Ela podia ver Emilia caída nas sombras ao fundo, a boneca de pano de Trys, filha única da mulher que a acolhera, dera-lhe o que vestir, comer e um trabalho para fazer. A senhora corpulenta estava sempre mandando-a fazer alguma coisa. Eldry tire isso daqui. Eldry ponha isso alí. Muitas vezes era bem cansativo. Eladriel não se importava, era algo que lhe trazia um calor dentro de seu peito, algo reconfortante. Então, ela fazia com muito gosto e Dona Kyna a deixou ficar o tempo que bem entendesse. Adorava as manhãs em que acordava com o delicioso cheiro de pão de cendra e café forte que a gentil senhora preparava para ela, Trys e seus clientes. Ela espreguiçava-se e descia as escadas, farejando o ar, sorrateira como um gato, para descobrir a mesa forrada de massas e doces que ela nunca imaginara existir. Dona Kyna sempre acordava antes de todos e era metódica com os horários e com o preparo de suas receitas, tudo deveria estar em completa ordem sempre que programado. Isso Eladriel aprendeu com duas ou três pancadas da dura colher de pau da mulher. Ela não gostava muito dos clientes pois, sempre que chegavam, ela tinha de se esconder. Mas aquilo era um preço baixo a ser pago pela vida pacata que ela tinha encontrado ali. No inicio foi difícil convencer Trys de que ela não era uma aberração, a pequena garota vivia fugindo dela, até que certa vez Eladriel encontrou a boneca Emília rasgada e, com um pouco de linha e alguns remendos, deixou-a como nova. Desde então a pequena não saiu mais do seu pé. Seria tão bom se todas as diferenças pudessem ser resolvidas com um pouco de linha e remendos - lembrou. Era a mais próxima que Eladriel poderia chamar de melhor amiga, afinal as duas, apesar da diferença de idade, tornaram-se inseparáveis.
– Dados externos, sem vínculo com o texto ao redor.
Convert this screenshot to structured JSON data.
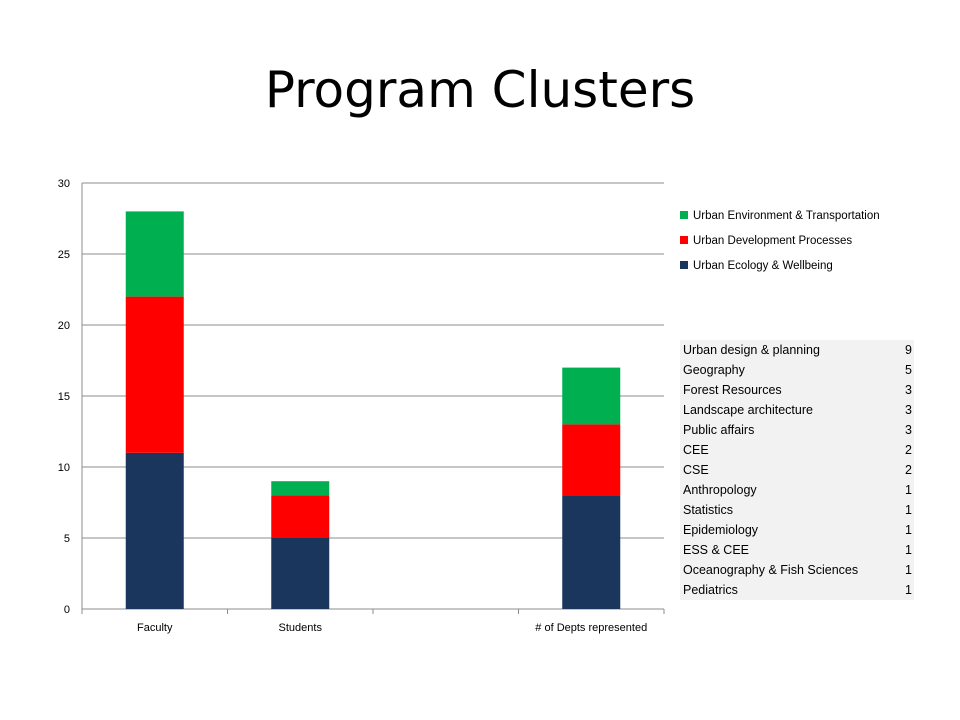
{
  "title": "Program Clusters",
  "colors": {
    "Urban Ecology & Wellbeing": "#1a365d",
    "Urban Development Processes": "#ff0000",
    "Urban Environment & Transportation": "#00b050",
    "grid": "#8c8c8c",
    "table_bg": "#f2f2f2"
  },
  "chart_data": {
    "type": "bar",
    "stacked": true,
    "categories": [
      "Faculty",
      "Students",
      "",
      "# of Depts represented"
    ],
    "series": [
      {
        "name": "Urban Ecology & Wellbeing",
        "values": [
          11,
          5,
          0,
          8
        ]
      },
      {
        "name": "Urban Development Processes",
        "values": [
          11,
          3,
          0,
          5
        ]
      },
      {
        "name": "Urban Environment & Transportation",
        "values": [
          6,
          1,
          0,
          4
        ]
      }
    ],
    "ylim": [
      0,
      30
    ],
    "yticks": [
      0,
      5,
      10,
      15,
      20,
      25,
      30
    ],
    "grid": true,
    "legend_position": "right",
    "legend_order": [
      "Urban Environment & Transportation",
      "Urban Development Processes",
      "Urban Ecology & Wellbeing"
    ]
  },
  "departments": [
    {
      "name": "Urban design & planning",
      "count": "9"
    },
    {
      "name": "Geography",
      "count": "5"
    },
    {
      "name": "Forest Resources",
      "count": "3"
    },
    {
      "name": "Landscape architecture",
      "count": "3"
    },
    {
      "name": "Public affairs",
      "count": "3"
    },
    {
      "name": "CEE",
      "count": "2"
    },
    {
      "name": "CSE",
      "count": "2"
    },
    {
      "name": "Anthropology",
      "count": "1"
    },
    {
      "name": "Statistics",
      "count": "1"
    },
    {
      "name": "Epidemiology",
      "count": "1"
    },
    {
      "name": "ESS & CEE",
      "count": "1"
    },
    {
      "name": "Oceanography & Fish Sciences",
      "count": "1"
    },
    {
      "name": "Pediatrics",
      "count": "1"
    }
  ]
}
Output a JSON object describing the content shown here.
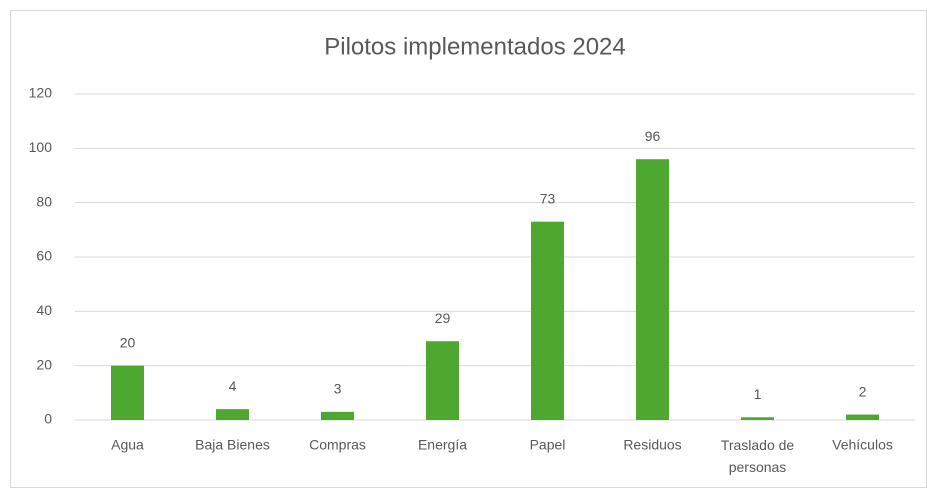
{
  "chart_data": {
    "type": "bar",
    "title": "Pilotos implementados 2024",
    "categories": [
      "Agua",
      "Baja Bienes",
      "Compras",
      "Energía",
      "Papel",
      "Residuos",
      "Traslado de personas",
      "Vehículos"
    ],
    "values": [
      20,
      4,
      3,
      29,
      73,
      96,
      1,
      2
    ],
    "color": "#4ea72e",
    "ylim": [
      0,
      120
    ],
    "yticks": [
      0,
      20,
      40,
      60,
      80,
      100,
      120
    ],
    "grid": true,
    "data_labels": true
  }
}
Como a vida já havia lhe ensinado outras vezes - algo tão bom não dura para sempre, Eladriel - um dia aquela calmaria seria levada por uma tempestade, dessa vez, foi uma tempestade de espadas e fogo.

Lágrimas transbordavam e seus olhos estavam pregados em Trys que permanecia debruçada no chão sobre uma poça escura, com o olhar que ia além do horizonte, segurando Emília com a mão esquerda, que tinha um corte na barriga por onde a espuma esparramou-se. Olha Eladriel, foi a mesma coisa que fizeram com as entranhas da Senhora do pão de cendra. Eladriel estava farta de todo aquele sofrimento. Ela queria esconder-se, enfiar-se em um buraco escuro para nunca mais sair e lá nunca mais sofrer, talvez ela quisesse morrer. Desejava voltar para as trevas, ser consumida por seus tentáculos escuros e frios. Perguntava-se o motivo de sua existência, mas a pergunta era seguida de um grande silencio vazio em sua cabeça. Uma vez tentou tomar a própria vida, mas aquilo iria doer, então ela perdeu a coragem e desistiu da idéia rapidamente.

Através da janela podia ver a lua, a Gêmea Branca brilhando pálido sob o céu índigo com um halo dourado ao seu redor. Ao lado do pequeno e brilhante satélite, o Irmão Negro aproximava-se, escuro como azeviche, ansioso para encobrir a gêmeo menor. Está trazendo sua sombra sobre mim mais uma vez. Ela estava acostumada e se sentia segura nas sombras, afinal, era de lá que ela tinha vindo, não era? Lembrou de como o homem robusto agredia sua mãe por ter fugido e permitido que uma criatura como ela tivesse nascido. Talvez ele tivesse razão. Apesar dos cochichos e olhares de soslaio que as pessoas não evitavam lançar sobre ela, sua mãe sempre estava ao seu lado protegendo-a de seu pai e das outras pessoas, que preferiam vê-la morta a viver entre eles naquele distante vilarejo. Muitas noites, quando se deitava sobre rocha, palha, lama ou, raramente, em um colchão, tentava a todo custo lembrar-se da sensação de quando sua mãe mergulhava os dedos em seu cabelo afagando o emaranhado de fios brancos que cobriam sua cabeça e emolduravam seu delicado rosto de lábio avermelhado como pêra-coração. Muitas vezes, era em vão, em outras, ela acabava sonhando com aqueles dias - Mãezinha. Normalmente acordava tateando em busca da mão carinhosa, porém, era apenas o vazio que sentia ao fechar os dedos carecidos. Após muitos anos fugindo e se escondendo em buracos sujos e escuros ela pode reviver aquele carinho que tanto gostava ao lado de Ulfrick, o espadachim. Eladriel, em sua concepção, julgava aqueles os melhores momentos de sua vida. Apesar de algumas vezes sentir-se culpada por achar o carinho de Ulfrick melhor que o de sua mãe, no geral, ela estava feliz como nunca ao lado dele, até que tudo desmoronou, novamente. Isso tudo já foi... foi tudo levado... como poeira ao vento.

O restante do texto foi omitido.